A lot of fun to be had here. Working from the good examples of those who have come before me, I sprayed carefully. What you get is a decidedly synthetic citric-amber, but really not at all unpleasant. The performance is stellar and would be a good choice for those nights out where you want to be smelled over those with no imagination.
It's a fairly recognisable formula with some sweetness and a highly modern edge. Would recommend testing before buying; thankfully HdP have an excellent samples proposition.
I over-sprayed as usual and for me I smashed all the generic aspects out of this by doing so. It's terrific up top, packed full of aldehydes and citrus -- a fizzing freshness that evolves into a pretty sophisticated scent in my opinion of sweetened amber and musks.
A gorgeous, lengthy and relatively cheap wear that suits summer just fine.
I am not a fan of screechy woody ambers by any stretch of imagination and This Is Not A Blue Bottle seems to be loaded with the stuff. Fortunately my first encounter with it began last year with a modest dab from a sample because anything more than a single spray is likely to bring me back to the dentist office for a root canal.
Today I wore a single spray to the chest under my shirt. Such a restrained approach to wearing paid dividends. It kept a leash on the screechy base and allowed the rest of the composition to shine.
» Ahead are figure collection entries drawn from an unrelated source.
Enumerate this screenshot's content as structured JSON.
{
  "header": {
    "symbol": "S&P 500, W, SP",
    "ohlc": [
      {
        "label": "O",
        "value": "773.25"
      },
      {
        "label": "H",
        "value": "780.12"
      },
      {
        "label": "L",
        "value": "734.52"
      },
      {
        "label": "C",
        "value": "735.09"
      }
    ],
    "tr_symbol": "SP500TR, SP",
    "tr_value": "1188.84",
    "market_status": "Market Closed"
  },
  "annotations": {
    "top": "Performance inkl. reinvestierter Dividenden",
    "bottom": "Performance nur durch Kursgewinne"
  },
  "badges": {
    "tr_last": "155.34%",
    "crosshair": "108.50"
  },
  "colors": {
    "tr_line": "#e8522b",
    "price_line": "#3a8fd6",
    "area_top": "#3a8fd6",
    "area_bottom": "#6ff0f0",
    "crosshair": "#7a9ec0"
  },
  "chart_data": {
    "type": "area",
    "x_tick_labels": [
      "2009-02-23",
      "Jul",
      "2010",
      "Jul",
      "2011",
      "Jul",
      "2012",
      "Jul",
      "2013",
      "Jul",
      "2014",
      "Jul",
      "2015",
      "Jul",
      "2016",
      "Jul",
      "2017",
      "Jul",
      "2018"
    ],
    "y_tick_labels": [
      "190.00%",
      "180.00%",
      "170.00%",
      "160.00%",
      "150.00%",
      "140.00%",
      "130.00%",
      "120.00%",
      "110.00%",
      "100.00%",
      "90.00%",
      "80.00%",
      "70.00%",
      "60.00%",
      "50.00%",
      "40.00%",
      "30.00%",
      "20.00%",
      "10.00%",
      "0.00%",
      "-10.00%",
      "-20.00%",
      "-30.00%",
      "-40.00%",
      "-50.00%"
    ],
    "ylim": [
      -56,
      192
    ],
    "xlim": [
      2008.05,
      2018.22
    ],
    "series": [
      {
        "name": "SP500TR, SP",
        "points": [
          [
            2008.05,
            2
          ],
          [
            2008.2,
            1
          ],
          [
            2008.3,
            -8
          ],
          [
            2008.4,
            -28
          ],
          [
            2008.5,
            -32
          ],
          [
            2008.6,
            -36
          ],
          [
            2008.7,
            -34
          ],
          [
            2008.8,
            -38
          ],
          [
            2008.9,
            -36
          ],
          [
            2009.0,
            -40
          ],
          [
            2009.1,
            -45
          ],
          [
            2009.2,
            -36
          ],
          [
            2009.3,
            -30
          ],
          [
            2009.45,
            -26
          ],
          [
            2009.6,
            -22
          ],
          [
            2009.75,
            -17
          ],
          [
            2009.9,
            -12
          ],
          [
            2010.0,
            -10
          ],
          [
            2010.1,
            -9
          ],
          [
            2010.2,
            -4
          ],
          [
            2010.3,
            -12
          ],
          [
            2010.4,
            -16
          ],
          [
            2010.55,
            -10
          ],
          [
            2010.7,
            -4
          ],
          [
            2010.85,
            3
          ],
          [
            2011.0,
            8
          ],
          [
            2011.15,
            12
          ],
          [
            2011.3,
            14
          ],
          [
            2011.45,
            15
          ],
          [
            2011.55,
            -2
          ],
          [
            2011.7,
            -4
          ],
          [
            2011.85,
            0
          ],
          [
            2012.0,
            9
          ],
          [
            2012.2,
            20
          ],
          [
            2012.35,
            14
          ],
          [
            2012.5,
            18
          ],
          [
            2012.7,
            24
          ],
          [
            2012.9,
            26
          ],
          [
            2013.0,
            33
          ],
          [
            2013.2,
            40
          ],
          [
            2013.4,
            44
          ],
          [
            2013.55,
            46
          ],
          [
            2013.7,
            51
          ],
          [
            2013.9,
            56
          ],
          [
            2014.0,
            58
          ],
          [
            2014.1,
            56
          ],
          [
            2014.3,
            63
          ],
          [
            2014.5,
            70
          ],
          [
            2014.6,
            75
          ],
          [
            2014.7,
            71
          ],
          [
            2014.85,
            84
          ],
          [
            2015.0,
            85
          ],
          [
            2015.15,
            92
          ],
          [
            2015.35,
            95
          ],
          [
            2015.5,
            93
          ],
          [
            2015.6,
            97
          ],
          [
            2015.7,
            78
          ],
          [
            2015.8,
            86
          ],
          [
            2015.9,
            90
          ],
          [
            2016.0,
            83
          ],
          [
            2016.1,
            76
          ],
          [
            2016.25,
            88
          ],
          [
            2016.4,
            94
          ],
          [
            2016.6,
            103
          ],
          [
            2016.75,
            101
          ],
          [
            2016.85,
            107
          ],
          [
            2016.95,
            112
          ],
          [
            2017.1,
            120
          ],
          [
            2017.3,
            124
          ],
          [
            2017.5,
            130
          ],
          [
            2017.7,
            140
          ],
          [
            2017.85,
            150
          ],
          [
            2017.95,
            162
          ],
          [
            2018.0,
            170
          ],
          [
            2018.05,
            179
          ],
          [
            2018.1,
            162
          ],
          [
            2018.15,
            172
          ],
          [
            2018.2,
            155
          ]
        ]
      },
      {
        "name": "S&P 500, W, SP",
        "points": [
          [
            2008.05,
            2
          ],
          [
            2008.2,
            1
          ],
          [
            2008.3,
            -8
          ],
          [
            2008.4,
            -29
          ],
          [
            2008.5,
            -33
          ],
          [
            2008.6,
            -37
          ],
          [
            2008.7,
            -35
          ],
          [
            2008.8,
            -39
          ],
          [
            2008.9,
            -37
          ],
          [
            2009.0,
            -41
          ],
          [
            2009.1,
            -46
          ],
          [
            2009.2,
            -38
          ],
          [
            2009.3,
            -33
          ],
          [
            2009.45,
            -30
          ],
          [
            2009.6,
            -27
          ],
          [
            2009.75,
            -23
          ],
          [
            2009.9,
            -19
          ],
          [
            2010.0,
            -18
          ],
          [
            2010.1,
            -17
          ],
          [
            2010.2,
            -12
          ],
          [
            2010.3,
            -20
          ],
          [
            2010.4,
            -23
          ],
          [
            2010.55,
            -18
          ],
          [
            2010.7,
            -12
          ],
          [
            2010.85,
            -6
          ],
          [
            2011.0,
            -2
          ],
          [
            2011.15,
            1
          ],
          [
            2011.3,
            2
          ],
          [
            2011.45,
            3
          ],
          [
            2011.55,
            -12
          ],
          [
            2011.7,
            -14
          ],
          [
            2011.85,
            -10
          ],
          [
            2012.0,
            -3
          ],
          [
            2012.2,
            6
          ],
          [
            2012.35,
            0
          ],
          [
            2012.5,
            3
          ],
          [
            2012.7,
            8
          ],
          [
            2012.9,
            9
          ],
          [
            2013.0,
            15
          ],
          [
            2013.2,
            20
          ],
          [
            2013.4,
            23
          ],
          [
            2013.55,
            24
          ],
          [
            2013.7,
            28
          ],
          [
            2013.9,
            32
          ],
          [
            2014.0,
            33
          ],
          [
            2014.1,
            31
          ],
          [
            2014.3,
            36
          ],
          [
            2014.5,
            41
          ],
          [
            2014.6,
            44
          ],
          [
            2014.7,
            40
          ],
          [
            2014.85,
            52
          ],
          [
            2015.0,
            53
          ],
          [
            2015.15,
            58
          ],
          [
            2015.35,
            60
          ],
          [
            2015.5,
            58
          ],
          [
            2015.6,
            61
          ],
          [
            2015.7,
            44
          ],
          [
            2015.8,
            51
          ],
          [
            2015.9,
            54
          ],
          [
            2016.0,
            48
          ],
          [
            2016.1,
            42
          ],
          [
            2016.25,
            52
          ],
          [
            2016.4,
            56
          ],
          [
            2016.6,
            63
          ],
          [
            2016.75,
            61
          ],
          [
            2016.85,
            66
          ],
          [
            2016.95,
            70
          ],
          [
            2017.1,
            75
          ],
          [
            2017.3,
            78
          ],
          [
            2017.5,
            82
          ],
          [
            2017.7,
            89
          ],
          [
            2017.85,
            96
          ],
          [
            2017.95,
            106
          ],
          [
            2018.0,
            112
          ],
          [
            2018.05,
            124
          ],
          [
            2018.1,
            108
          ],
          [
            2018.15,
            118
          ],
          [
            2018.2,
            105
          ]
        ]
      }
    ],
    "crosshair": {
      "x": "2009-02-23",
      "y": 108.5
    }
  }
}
From the electric, almost ozonic orange-laced aldehydes at the top to the warm ambery glow of honeyed musk in the heart. It might not have worked out for some but for me, it did. Beautifully.
I can't deny the synthetic signature of This Is Not A Blue Bottle is such a departure from the house' typically richer baroque style but it is clearly intentional and somehow IMO they made it work. The KEY to unlocking its magic is to wear it sparingly.
This Is Not A Weapon of Nose Destruction but it comes close. The power on tap is unbelievable. A single shot to the solar plexus announces my (fragrant) presence with the subtlety of a sports commentator. I dare not attempt it but I believe 3-4 sprays will be the olfactory equivalent of an air raid siren. Joop! Homme has finally met his match.
Olfactorywise, this rates a Neutral from me. It smells like a good designer and reminds me somewhat of Cartier L'Envol. But I appreciate Histoires de Parfums' audacity to take a cheeky piss on the reigning designer woody amber trend with this irreverent release. That's why I'm giving this a thumbs up'.
I could almost give this a neutral - maybe I'm feeling so let down because I like this house, but this is an annoying, synthetic and terribly modern smelling perfume, especially given the name of the house. Modern history, I guess.
The base is a typical, generic synthetic woody amber, and it's almost all I can smell from the opening. It's such a dominating smell, I get too discouraged to even think much about the other notes, and the way their literature describes them (electric orange, metallic geranium) is more telling than the listing here.